Stewart balked. “No?”
“Sit down, dearest. Please.”
She gestured to the bed, but he flopped down on the chaise, brushing aside her dress as if it were a rag.
“It’s hard to explain.” She fought the tremble in her voice. “Harry knew full well when he shot the agent he would die for it. He did it for honor.”
“Honor?” His head fell back against the wall. “Honor? What does honor—”
“You saw the reservation. The corruption. The poverty.” She looked down at her dust-stained skirt. She had to say the words, as much for her own ears as Stewart’s. “It’s more than that, though. It was the school—Stover—that was the start of it.”

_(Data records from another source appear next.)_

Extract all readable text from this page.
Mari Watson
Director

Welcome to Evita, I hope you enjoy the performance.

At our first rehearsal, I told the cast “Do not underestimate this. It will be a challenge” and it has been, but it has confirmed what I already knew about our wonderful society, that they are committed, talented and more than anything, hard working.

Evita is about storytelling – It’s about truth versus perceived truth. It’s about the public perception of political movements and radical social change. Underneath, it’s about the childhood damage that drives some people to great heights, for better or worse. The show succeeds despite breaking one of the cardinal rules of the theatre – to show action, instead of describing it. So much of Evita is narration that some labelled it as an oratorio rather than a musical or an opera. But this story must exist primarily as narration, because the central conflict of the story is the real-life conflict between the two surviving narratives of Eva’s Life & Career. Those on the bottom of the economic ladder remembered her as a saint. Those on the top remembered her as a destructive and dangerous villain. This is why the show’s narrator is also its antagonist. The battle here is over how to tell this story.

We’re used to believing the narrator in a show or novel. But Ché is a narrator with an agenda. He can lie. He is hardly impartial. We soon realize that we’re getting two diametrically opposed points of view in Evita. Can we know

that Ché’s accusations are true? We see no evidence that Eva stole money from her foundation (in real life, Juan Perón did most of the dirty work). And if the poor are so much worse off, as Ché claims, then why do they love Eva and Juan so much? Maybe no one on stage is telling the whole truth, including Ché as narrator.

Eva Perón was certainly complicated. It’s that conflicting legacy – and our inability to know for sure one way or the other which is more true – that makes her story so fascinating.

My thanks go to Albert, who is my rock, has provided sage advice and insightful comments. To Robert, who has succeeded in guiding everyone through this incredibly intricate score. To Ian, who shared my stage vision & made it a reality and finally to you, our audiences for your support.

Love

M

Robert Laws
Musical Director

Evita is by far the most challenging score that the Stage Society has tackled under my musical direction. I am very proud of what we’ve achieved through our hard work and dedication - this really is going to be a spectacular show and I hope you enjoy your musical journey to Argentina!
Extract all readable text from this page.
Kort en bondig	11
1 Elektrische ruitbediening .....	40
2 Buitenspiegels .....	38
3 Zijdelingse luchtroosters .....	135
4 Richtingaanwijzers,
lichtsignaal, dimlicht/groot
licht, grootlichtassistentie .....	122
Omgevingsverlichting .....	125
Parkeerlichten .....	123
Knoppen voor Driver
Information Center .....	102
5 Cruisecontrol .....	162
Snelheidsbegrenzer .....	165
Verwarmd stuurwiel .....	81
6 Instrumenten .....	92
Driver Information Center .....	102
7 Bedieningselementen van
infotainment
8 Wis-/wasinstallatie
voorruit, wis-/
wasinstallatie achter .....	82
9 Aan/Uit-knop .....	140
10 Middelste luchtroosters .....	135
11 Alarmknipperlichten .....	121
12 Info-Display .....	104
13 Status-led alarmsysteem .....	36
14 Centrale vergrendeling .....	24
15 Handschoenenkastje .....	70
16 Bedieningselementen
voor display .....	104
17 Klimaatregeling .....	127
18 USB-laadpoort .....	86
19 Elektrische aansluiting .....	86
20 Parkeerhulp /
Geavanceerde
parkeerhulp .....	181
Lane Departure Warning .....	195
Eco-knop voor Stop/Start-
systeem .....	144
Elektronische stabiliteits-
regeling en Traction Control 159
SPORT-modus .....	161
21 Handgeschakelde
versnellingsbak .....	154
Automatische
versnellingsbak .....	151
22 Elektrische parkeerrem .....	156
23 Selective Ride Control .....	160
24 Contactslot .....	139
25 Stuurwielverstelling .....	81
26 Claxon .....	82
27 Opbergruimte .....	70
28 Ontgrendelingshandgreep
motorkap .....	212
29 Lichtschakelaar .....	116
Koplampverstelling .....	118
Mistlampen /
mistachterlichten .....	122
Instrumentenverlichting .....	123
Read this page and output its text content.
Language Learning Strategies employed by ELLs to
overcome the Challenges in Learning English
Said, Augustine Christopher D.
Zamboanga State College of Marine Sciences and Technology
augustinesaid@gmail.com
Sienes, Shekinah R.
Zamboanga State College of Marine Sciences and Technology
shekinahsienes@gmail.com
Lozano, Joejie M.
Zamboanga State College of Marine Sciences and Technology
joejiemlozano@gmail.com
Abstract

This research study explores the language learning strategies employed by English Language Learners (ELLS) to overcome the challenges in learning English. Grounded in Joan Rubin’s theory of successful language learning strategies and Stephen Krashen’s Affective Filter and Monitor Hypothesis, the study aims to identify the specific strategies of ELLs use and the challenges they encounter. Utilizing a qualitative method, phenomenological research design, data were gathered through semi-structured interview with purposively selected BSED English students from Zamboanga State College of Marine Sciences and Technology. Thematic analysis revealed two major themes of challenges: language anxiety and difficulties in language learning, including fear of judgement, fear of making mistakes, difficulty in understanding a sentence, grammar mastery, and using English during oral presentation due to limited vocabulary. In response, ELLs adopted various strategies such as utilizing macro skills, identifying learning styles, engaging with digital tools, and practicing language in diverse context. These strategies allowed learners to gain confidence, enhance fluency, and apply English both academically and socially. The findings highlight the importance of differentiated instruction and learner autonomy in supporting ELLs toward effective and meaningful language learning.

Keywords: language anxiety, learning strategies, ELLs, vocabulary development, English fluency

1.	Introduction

He stood and set again to pacing—around the bed between the vanity stool and lacquered table to the chaise and window and back. She imagined the thoughts working through his head. You said Harry thrived at Stover. How could something that happened all those years ago lead a man to murder? I thought the schools were set up for the Indians’ own good?
Whatever his thoughts, he said nothing and Alma bore the silence. In time, the clap of patent-leather shoes atop the floor softened to a hum. “Tell me what this is about, Alma. All of it.”
And so she did. She told him of the very first day she’d met Asku, how he clambered so bravely from the wagon. She told him of Minowe and the doll. Of Miss Wells and her ruler. Of their lessons and their games. She told him how they’d sneak out into the woods, dance their forbidden dances, sing their forbidden songs, speak in their foreign tongues.